Finance
RDC : plus de 120 millions USD retrocédés aux régies financières à fin mars 2025

À fin mars 2025, le Gouvernement de la République Démocratique du Congo (RDC) a versé 343,2 milliards de Francs congolais (CDF), soit 120 millions USD, au titre de rétrocession aux administrations financières.
Selon les données provisoires des États de suivi budgétaire, ce montant a servi en partie à apurer les arriérés de l’exercice 2024, qui ont été une source de tensions en fin d’année dernière.
Ces rétrocessions ont été réparties entre les trois principales régies de l’État : la Direction Générale des Impôts (DGI), la Direction Générale des Recettes Administratives, Judiciaires, Domaniales et de Participations (DGRAD), et la Direction Générale des Douanes et Accises (DGDA).
La Direction Générale des Impôts a reçu 163,07 milliards de Francs congolais (CDF), soit 80,8 % de ses prévisions linéaires.
La DGRAD a bénéficié de 107,1 milliards de Francs congolais, correspondant à 72,8 % de ses projections, tandis que la DGDA a perçu 72,9 milliards de CDF, représentant 76,1 % de ses attentes.
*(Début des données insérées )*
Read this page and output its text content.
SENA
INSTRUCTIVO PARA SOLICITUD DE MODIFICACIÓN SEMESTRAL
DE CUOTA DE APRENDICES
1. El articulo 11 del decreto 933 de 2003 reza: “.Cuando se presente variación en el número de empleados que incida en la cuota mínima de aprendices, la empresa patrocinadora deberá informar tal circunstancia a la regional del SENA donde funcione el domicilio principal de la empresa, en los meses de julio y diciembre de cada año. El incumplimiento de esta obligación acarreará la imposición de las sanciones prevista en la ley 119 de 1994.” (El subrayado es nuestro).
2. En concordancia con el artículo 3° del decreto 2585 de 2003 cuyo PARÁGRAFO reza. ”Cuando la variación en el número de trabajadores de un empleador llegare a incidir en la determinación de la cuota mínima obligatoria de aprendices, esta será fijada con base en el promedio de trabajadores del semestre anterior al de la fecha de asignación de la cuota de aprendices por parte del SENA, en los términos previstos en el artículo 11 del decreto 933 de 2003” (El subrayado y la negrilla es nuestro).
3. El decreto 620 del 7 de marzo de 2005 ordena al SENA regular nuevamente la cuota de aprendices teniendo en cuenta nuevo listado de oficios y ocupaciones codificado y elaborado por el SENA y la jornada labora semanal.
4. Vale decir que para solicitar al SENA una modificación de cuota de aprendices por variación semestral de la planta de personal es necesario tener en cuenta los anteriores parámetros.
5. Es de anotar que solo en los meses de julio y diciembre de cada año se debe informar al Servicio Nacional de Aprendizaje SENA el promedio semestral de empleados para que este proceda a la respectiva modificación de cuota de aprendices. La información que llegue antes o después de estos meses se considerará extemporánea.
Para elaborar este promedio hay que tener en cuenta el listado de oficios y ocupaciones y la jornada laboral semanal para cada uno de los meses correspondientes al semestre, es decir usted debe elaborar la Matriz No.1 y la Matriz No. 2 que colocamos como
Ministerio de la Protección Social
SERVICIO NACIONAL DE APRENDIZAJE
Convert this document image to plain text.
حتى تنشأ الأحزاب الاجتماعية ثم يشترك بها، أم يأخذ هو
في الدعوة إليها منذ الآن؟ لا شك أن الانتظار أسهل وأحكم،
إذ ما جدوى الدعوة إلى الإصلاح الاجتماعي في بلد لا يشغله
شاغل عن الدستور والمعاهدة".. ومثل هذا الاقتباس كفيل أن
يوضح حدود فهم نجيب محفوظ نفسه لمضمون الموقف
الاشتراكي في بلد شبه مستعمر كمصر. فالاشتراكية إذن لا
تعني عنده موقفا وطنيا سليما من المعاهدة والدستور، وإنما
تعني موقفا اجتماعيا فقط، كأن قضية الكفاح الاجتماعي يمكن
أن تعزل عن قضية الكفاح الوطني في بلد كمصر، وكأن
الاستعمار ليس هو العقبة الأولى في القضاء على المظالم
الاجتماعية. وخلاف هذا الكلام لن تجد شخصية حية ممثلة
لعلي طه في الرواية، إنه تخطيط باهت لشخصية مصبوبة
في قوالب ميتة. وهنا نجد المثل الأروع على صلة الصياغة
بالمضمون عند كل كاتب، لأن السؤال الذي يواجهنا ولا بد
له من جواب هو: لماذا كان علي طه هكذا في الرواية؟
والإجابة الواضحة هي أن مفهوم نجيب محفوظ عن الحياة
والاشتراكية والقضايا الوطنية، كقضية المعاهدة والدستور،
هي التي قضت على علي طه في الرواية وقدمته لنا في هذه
Ces versements permettent aux régies de financer leur fonctionnement interne, d’assurer la rémunération de leur personnel, et surtout de renforcer leurs capacités opérationnelles dans la collecte des recettes.
En effet, malgré l’absence de décaissements extérieurs pour le premier trimestre 2025, le Trésor public a pu s’appuyer sur une mobilisation soutenue des ressources internes.
À ce titre, les dernières données disponibles indiquent qu’à fin mai 2025, les régies financières ont mobilisé un total cumulé de 9.254,6 milliards de Francs congolais (CDF), soit environ 44,5 % des prévisions annuelles de recettes internes.
La DGI reste le principal contributeur, suivie de la DGDA, avec une amélioration progressive des performances enregistrées au sein de la DGRAD.
Cette performance, bien qu’en dessous de la moyenne linéaire idéale, est jugée encourageante par les experts du ministère des Finances, au regard des défis structurels persistants, notamment le besoin d’élargir l’assiette fiscale, de renforcer la lutte contre la fraude et d’améliorer la numérisation des processus de collecte.
Le Gouvernement de la RDC prévoit de maintenir les rétrocessions à un rythme régulier dans les mois à venir, afin de soutenir les régies dans leurs efforts de mobilisation et garantir la stabilité des finances publiques.